A rápida evolução do novo coronavírus apanhou todos de surpresa e também afetou a todos, direta ou indiretamente, como é o caso de Rodney Fernandes, um jovem de 27 anos, natural da cidade da Praia, que recebeu o diagnóstico a 01 de maio.

Mais de um mês depois, disse que falar do novo coronavírus é como falar da sua família, porque a doença infetou mais seis parentes, incluindo a mãe e a avó, de 92 anos, que viria a falecer alguns dias depois.

Mas o neto disse que não culpa diretamente a covid-19 pela morte da avó, uma vez que esta tinha outros problemas de saúde, como diabetes e hipertensão, que agravaram a sua situação clínica.

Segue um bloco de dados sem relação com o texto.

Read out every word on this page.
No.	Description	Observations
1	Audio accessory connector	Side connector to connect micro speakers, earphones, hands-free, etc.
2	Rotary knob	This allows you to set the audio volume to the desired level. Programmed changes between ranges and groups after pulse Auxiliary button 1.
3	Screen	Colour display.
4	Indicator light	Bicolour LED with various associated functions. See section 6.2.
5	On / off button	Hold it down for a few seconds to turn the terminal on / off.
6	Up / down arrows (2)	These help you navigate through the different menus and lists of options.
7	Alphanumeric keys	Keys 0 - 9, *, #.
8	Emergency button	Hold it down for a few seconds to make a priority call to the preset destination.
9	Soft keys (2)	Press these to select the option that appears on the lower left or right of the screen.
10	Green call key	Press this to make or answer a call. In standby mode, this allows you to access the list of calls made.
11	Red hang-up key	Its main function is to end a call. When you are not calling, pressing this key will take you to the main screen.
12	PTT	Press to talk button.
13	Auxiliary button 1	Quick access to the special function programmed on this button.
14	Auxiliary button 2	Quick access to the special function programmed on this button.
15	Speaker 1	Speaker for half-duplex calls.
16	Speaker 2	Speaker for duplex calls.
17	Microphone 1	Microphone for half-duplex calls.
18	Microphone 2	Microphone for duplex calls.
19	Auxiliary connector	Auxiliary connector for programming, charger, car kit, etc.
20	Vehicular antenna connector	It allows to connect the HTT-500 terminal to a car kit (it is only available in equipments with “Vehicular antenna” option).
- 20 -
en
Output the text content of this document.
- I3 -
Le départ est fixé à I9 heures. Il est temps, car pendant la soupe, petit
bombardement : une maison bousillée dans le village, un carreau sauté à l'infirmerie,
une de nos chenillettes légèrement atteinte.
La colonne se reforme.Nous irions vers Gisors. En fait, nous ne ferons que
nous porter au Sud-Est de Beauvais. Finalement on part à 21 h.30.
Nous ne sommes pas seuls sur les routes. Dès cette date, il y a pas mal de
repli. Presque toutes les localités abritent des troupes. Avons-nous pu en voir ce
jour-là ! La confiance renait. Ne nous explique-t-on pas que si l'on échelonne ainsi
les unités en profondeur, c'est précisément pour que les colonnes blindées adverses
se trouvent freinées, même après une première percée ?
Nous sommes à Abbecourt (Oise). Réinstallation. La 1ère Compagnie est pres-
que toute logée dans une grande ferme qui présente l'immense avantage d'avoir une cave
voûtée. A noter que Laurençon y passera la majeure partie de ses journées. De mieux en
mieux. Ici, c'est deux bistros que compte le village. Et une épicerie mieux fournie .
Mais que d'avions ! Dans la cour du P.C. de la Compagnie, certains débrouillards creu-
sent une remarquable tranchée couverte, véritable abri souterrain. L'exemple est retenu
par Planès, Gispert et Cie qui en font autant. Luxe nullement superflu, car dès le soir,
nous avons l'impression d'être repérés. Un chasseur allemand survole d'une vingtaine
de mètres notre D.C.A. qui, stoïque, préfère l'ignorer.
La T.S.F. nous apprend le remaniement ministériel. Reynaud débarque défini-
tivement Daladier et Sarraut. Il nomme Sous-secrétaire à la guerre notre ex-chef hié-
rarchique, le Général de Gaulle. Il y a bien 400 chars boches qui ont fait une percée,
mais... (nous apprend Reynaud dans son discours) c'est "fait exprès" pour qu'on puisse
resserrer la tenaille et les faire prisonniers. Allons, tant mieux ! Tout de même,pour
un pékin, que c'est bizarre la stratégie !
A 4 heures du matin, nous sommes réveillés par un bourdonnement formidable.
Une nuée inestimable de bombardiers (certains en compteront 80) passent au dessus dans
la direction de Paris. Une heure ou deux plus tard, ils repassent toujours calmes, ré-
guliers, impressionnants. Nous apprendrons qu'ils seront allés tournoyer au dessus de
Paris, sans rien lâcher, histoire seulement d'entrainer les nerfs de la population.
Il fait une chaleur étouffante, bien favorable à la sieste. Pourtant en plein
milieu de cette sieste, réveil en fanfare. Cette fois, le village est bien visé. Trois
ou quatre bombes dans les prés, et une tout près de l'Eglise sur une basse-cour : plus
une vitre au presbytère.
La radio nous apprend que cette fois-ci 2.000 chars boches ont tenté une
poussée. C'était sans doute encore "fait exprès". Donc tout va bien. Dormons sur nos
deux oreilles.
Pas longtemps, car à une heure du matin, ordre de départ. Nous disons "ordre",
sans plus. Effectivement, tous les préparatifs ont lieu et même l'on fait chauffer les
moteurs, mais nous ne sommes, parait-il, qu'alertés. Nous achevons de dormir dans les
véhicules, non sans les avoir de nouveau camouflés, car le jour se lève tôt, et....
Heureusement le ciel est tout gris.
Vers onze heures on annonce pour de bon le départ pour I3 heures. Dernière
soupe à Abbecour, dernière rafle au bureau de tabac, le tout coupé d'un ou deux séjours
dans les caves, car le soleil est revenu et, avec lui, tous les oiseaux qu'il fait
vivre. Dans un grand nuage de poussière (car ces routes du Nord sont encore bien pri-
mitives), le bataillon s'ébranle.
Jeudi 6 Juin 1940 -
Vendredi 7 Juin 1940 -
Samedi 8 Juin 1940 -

Rodney lamentou mais o facto de não ter podido despedir-se da avó, por o funeral ter sido limitado a apenas 16 pessoas, e também por a idosa não ter concretizado o desejo de ser enterrada ao lado do marido, em Assomada, concelho de Santa Catarina de Santiago.

“Era uma pessoa que poderia morrer a qualquer momento, mas morrer nesta época torna as coisas mais difíceis, mesmo para uma pessoa que não é paciente de coronavírus”, notou o neto.

Rodney Fernandes recorda também a luta que travou durante 22 dias até ter dois resultados negativos e sair do isolamento.

“Falar do coronavírus é também falar de uma luta que a nível mundial estamos a travar, mas também acredito que, como uma pessoa que contraiu a doença, posso dar o meu contributo a nível de experiência”, disse o jovem praiense à agência Lusa, para quem quanto melhor informação, mais as pessoas vão estar preparadas para vencer a doença.

Logo quando foi diagnosticado, Rodney passou três dias internado no Hospital Agostinho Neto, num período que considerou foi “mais difícil”.

“Foi difícil porque eu sou uma pessoa que nunca esteve internada, nunca levei pontos, e estar dentro de um quarto de hospital, vigiado apenas por uma janela de vidro, durante três dias, entre quatro paredes, tornou ainda a coisa mais assustadora, não conseguia nem dormir”, contou o jovem mestre em Engenharia, Computação e Instrumentação Médica pelo Instituto Superior de Engenharia do Porto, em Portugal.

O período de internamento ficou mais “fácil” quando foi transferido para o hospital de campanha montado pelas autoridades de saúde na Residência de Estudantes da Escola de Hotelaria e Turismo de Cabo Verde (EHTCV).

E foi a partir do quarto que começou a relatar, através das redes sociais, a sua luta, primeiro denunciando as condições do isolamento e do tratamento dos profissionais de saúde, e depois com conselhos e apelos, em muitos “desabafos” que o tornaram numa das caras e vozes da luta contra a doença no país.

Mas quando regressou ao seu local de trabalho, no Núcleo Operacional da Sociedade de Informação (NOSi), Rodney foi surpreendido por uma decisão que o magoou e que considerou “precipitada”: teve “ordem superior” para ir para casa continuar em teletrabalho, com a explicação de que não podia trabalhar presencialmente por ter tido covid-19.

“Tive de escolher entre calar ou expor e, devido à minha luta, tive a necessidade de expor, para um bem maior, mas é porque estou sempre a criticar e a apontar o dedo para aquilo que deve melhorar, seja em qual instituição for”, esclareceu Fernandes, garantindo que não se arrepende de ter exposto a sua empresa, mas afirmou que poderia ter feito de uma forma “menos dolorosa”.

Se no local de trabalho, disse ter-se sentido discriminado, já na comunidade onde vive, em Achada de Santo António, afirmou que foi bem acolhido, mas conhece pessoas que sofreram na pele a discriminação por ser seu amigo.

“Mas eu não, porque sempre expus a minha luta, e eles aprenderam”, salientou, recordando que antes das publicações nas redes sociais pesquisava muito sobre a doença para poder transmitir a informação mais correta possível.

Como uma das caras do novo coronavírus em Cabo Verde, que, além das mensagens nas redes sociais, tem-se desdobrado em entrevistas, o engenheiro informático quer a partir de agora uma “luta saudável”, sem barreiras e com mais compreensão.

Rodney Fernandes considera que as autoridades cabo-verdianas têm melhorado a luta contra o novo coronavírus, não tanto pelas críticas que faz, mas “por ironia do destino”.

“Está a tornar-se numa luta muito mais saudável. Hoje estamos muito mais bem preparados e os números não assustam tanto”, avaliou o engenheiro informático, que viveu durante mais de seis anos em Portugal e tem também nacionalidade portuguesa.

Rodney Fernandes afirmou que está a aprender “todos os dias” com a batalha contra a doença, mas também contra a discriminação e o preconceito. E, apesar de admitir que o faz de uma forma mais dolorosa, quer continuar a luta.